Raised in Africa by a minister mother and a chemical engineer father, Wilson sang in his mother’s church as a child and helped out with youth programs at the local Christian school. Later, he says, he attended medical school in Europe and trained in track and field events for the 2000 Olympics. But he dropped it all in pursuit of his music, an endeavor that would lead him to tour as a backup singer with Eastern European pop star Ibrahim Maiga, to study the business side of entertainment at Whitworth University in Spokane, and, finally, to come to Hollywood.
[Updated, Friday, April 1: The original version of this post said that Patrice Wilson attended Whitman College in Walla Walla, Wash. In fact, Wilson attended Whitworth University in Spokane, Wash. We have fixed the text above.]
“If you’re going to try to make a dream in music happen, Los Angeles is where you need to be,” he says. “If your music is heard in America, it will be heard everywhere.”
It’s just this sort of dreamy-eyed conviction that inspired the founding, in 2010, and fuels the day-to-day function of Ark Music Factory. A vanity label of sorts, Ark auditions young talent, many of whom approach the company through their parents. For a fee, usually between $2,000 and $4,000, hopeful celebs-in-the-making are given a song to record as well as time with a producer-engineer (Wilson’s partner in Ark, Clarence Jey), a photo shoot, image consulting, a music video and promotion. The singer owns the rights to the master recording, and Ark owns the publishing rights to the song. Considering that low-end costs for major label music videos start around $10,000 or $15,000, Wilson’s fees are a bargain.
“I’m getting a lot of criticism saying I’m exploiting rich kids and their parents,” says Wilson, “but find me another company that would do all this at a cost this low. I don’t promise anyone fame. In fact, if someone approaches me with their only goal to ‘get famous,’ I tell them they’re not in this for the right reasons.”

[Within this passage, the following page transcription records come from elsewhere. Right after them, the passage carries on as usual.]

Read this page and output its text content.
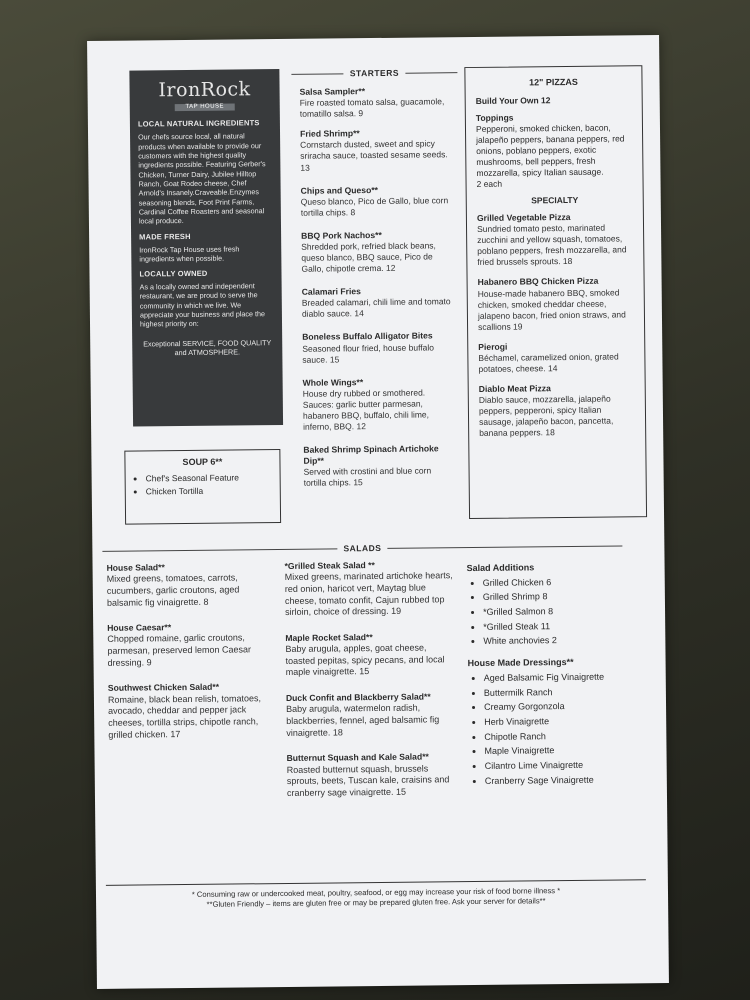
IronRock
TAP HOUSE
LOCAL NATURAL INGREDIENTS

Our chefs source local, all natural products when available to provide our customers with the highest quality ingredients possible. Featuring Gerber's Chicken, Turner Dairy, Jubilee Hilltop Ranch, Goat Rodeo cheese, Chef Arnold's Insanely.Craveable.Enzymes seasoning blends, Foot Print Farms, Cardinal Coffee Roasters and seasonal local produce.

MADE FRESH

IronRock Tap House uses fresh ingredients when possible.

LOCALLY OWNED

As a locally owned and independent restaurant, we are proud to serve the community in which we live. We appreciate your business and place the highest priority on:

Exceptional SERVICE, FOOD QUALITY and ATMOSPHERE.

SOUP 6**
• Chef's Seasonal Feature
• Chicken Tortilla
STARTERS
Salsa Sampler**
Fire roasted tomato salsa, guacamole, tomatillo salsa. 9
Fried Shrimp**
Cornstarch dusted, sweet and spicy sriracha sauce, toasted sesame seeds. 13
Chips and Queso**
Queso blanco, Pico de Gallo, blue corn tortilla chips. 8
BBQ Pork Nachos**
Shredded pork, refried black beans, queso blanco, BBQ sauce, Pico de Gallo, chipotle crema. 12
Calamari Fries
Breaded calamari, chili lime and tomato diablo sauce. 14
Boneless Buffalo Alligator Bites
Seasoned flour fried, house buffalo sauce. 15
Whole Wings**
House dry rubbed or smothered. Sauces: garlic butter parmesan, habanero BBQ, buffalo, chili lime, inferno, BBQ. 12
Baked Shrimp Spinach Artichoke Dip**
Served with crostini and blue corn tortilla chips. 15
12" PIZZAS
Build Your Own 12
Toppings
Pepperoni, smoked chicken, bacon, jalapeño peppers, banana peppers, red onions, poblano peppers, exotic mushrooms, bell peppers, fresh mozzarella, spicy Italian sausage.
2 each
SPECIALTY
Grilled Vegetable Pizza
Sundried tomato pesto, marinated zucchini and yellow squash, tomatoes, poblano peppers, fresh mozzarella, and fried brussels sprouts. 18
Habanero BBQ Chicken Pizza
House-made habanero BBQ, smoked chicken, smoked cheddar cheese, jalapeno bacon, fried onion straws, and scallions 19
Pierogi
Béchamel, caramelized onion, grated potatoes, cheese. 14
Diablo Meat Pizza
Diablo sauce, mozzarella, jalapeño peppers, pepperoni, spicy Italian sausage, jalapeño bacon, pancetta, banana peppers. 18
SALADS
House Salad**
Mixed greens, tomatoes, carrots, cucumbers, garlic croutons, aged balsamic fig vinaigrette. 8
House Caesar**
Chopped romaine, garlic croutons, parmesan, preserved lemon Caesar dressing. 9
Southwest Chicken Salad**
Romaine, black bean relish, tomatoes, avocado, cheddar and pepper jack cheeses, tortilla strips, chipotle ranch, grilled chicken. 17
*Grilled Steak Salad **
Mixed greens, marinated artichoke hearts, red onion, haricot vert, Maytag blue cheese, tomato confit, Cajun rubbed top sirloin, choice of dressing. 19
Maple Rocket Salad**
Baby arugula, apples, goat cheese, toasted pepitas, spicy pecans, and local maple vinaigrette. 15
Duck Confit and Blackberry Salad**
Baby arugula, watermelon radish, blackberries, fennel, aged balsamic fig vinaigrette. 18
Butternut Squash and Kale Salad**
Roasted butternut squash, brussels sprouts, beets, Tuscan kale, craisins and cranberry sage vinaigrette. 15
Salad Additions
• Grilled Chicken 6
• Grilled Shrimp 8
• *Grilled Salmon 8
• *Grilled Steak 11
• White anchovies 2
House Made Dressings**
• Aged Balsamic Fig Vinaigrette
• Buttermilk Ranch
• Creamy Gorgonzola
• Herb Vinaigrette
• Chipotle Ranch
• Maple Vinaigrette
• Cilantro Lime Vinaigrette
• Cranberry Sage Vinaigrette
* Consuming raw or undercooked meat, poultry, seafood, or egg may increase your risk of food borne illness *
**Gluten Friendly – items are gluten free or may be prepared gluten free. Ask your server for details**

Wilson works with the family to find a song that works for the budding singer, and that isn’t profane or age-inappropriate. “I want to give these kids who love to sing and perform a chance to work in a studio, a chance to be in front of a camera and in front of an audience. I’m not in this to make millions. I just want to help these kids make their dreams come true on some level. And I’m not trying to exploit anyone.”
In fact, when “Friday” started to climb in views, Wilson says he asked Rebecca and her mother if they wanted him to take the video down.
“But they said ‘no,’ even though we knew it might mean a lot of attention and a lot of criticism online,” he says. “And in the end, there was criticism, but Rebecca has been great in handling it.”
Wilson shakes his head, looks up into the L.A. sun and suddenly cracks a wide smile. “And the truth is, if you look at the numbers … even though people say they hate the song … really, they love it.”